Абдул-Азиз вздрогнул, резко затормозил, затем развернулся кругом и подлетел к Фельдману.
— Морген, — сообщил ему Фельдман, — нихт фрюштюк! Ферштейн?
И, радуясь, что он снова понят, похвалил:
— Гут! Зер гут!
Тут ливиец, видимо уже далеко не в первый раз, попытался завернуть свою длинную историю, но не успел он произнести пяток быстрых слов, как тут же был грубо оборван.
— Нихт! Нихт ферштейн! — отрицательно замотал головой Фельдман и, указав рукой вдоль коридора, распорядился: — Комм, комм! Ауфвидерзеен!
Несчастный ливиец, как ему и было велено, поплелся по коридору в направлении буфета, все так же растерянно и смущенно оглядываясь, Фельдман отправился досматривать «Мир и молодежь», а я, невероятно довольный арабо-еврейским контактом, вернулся в процедурный кабинет наполнять шприцы.

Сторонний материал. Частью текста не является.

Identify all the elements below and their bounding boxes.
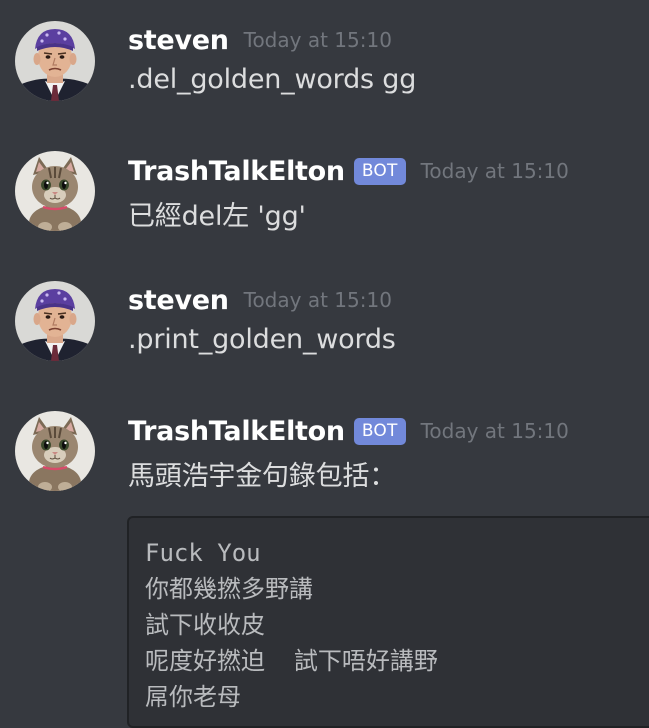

Сегодня я дежурил с Маргаритой Никаноровной. Раньше она служила нашим диспансерным врачом, а когда там произошла ротация, ее перевели туда, где нашлась свободная ставка, а именно на гемодиализ. Маргарите Никаноровне всегда удавалось создать на работе сугубо домашнюю атмосферу. Придя на ночное дежурство, она сразу же направлялась в ординаторскую и там садилась за книжку. Потом она ужинала, затем опять немного читала, потом пила чай и ложилась спать. Проснувшись, она завтракала, а дождавшись утренней смены, не задерживаясь ни на секунду, отправлялась домой.
Не помню случая, чтобы она заходила в палату к больным, даже вечерние дневники в историях болезни старалась писать утром, под самый конец дежурства, дабы не отвлекаться.
Поначалу, еще не вполне разобравшись, я по десять раз за вечер забегал в ординаторскую, докладывал динамику состояния пациентов с целью коррекции лечебного процесса. Она нехотя откладывала книгу, выслушивала, не скрывая недоумения и легкой досады, будто я сообщал ей результат гандбольного матча в городе Муром или изменение курса уругвайского песо к австрийскому шиллингу.